LAURENT Harry John
24/213, 2nd Battalion, New Zealand Rifle Brigade, WW1
Home Guard Service WW2

Victoria Cross
Gazetted 19 November 1918, Supp 13354, p4254
For most conspicuous bravery, skill, and enterprise when during an attack he was detailed to exploit an initial success and keep in touch with the
enemy. With a party of twelve he located the enemy support line very strongly held, at once charged the position, followed by his men, and completely
disorganized the enemy by his sudden onslaught. In the subsequent hand-to-hand fighting which ensured be showed great resourcefulness in
controlling and encouraging his men, and thirty of the enemy having been killed the remainder surrendered, a total of one officer and 111 other ranks
in all.

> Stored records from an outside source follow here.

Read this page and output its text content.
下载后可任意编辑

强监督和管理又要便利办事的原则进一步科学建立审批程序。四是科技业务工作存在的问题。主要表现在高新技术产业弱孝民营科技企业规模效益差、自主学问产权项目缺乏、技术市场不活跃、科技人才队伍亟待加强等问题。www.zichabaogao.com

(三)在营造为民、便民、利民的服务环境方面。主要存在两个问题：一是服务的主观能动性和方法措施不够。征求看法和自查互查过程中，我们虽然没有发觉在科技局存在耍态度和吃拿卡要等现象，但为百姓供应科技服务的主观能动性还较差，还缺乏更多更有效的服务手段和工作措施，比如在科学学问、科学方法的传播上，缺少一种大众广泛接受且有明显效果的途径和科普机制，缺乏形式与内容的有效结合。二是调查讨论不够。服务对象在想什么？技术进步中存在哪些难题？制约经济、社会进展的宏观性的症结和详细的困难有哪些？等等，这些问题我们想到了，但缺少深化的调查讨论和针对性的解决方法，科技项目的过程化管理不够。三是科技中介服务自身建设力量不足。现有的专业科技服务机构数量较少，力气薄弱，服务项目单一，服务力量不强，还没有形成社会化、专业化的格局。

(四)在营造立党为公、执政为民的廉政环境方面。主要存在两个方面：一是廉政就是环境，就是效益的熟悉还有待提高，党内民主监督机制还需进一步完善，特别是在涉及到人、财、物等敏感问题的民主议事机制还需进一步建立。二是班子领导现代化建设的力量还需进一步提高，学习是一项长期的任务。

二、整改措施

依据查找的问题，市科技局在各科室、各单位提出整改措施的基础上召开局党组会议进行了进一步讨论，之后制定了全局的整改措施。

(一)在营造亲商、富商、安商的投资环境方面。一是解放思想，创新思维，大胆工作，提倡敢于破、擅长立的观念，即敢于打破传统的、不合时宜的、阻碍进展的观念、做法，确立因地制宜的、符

The success of this daring venture, which caused his party four casualties only, was due to his gallantry and enterprise

Victoria Cross
1914-15 Star
War Medal 1914-19
Victory Medal
New Zealand War Service Medal
Coronation Medal 1937
Coronation Medal 1953
Jubilee Medal 1977

Born 15 April 1895, Tarata, New Zealand
Died 9 December 1987, Hastings, New Zealand

Harry’ LAURENT was born in 1895 at Tarata in the Taranaki. He attended Hawera District High School before leaving to work in a cheese making factory. When war broke out in 1914, Laurent joined the NZEF and was sent first to Egypt and from there to France to serve with the NZ Rifle Brigade.
During the fighting in France, LAURENT showed great leadership and was promoted to Sergeant. During the Allied advance towards the end of the war, the New Zealanders came up against a strong German position at Gouzeaucourt Wood.  On 12 September 1918 during confused attacks on this objective, Sergeant LAURENT was sent out with a twelveman patrol to probe the enemy defences. Finding a heavily fortified trench system, he immediately attacked. After handtohand fighting the twelve Kiwis killed thirty of the enemy, captured the trench and took 112 enemy soldiers prisoner.  When the Germans counter attacked, LAURENT managed to retreat in good order, keeping his prisoners under control and fighting a rearguard action. “The success of this daring venture was due to Sergeant LAURENT’s gallantry and enterprise.” This rather incredible action resulted in the award of the Victoria Cross to Sergeant LAURENT.
After the war, LAURENT was commissioned as a Second Lieutenant before leaving the Army. While working for an engineering firm in 1921, he married Ethel HOMEWOOD. At the beginning of WW II he was recalled for service in local defence and was appointed a Major in the Home Guard. He served throughout the war in a variety of appointments including commanding the Hawera Area Defence Unit. Lieutenant Colonel Laurent finally retired from the army in 1949.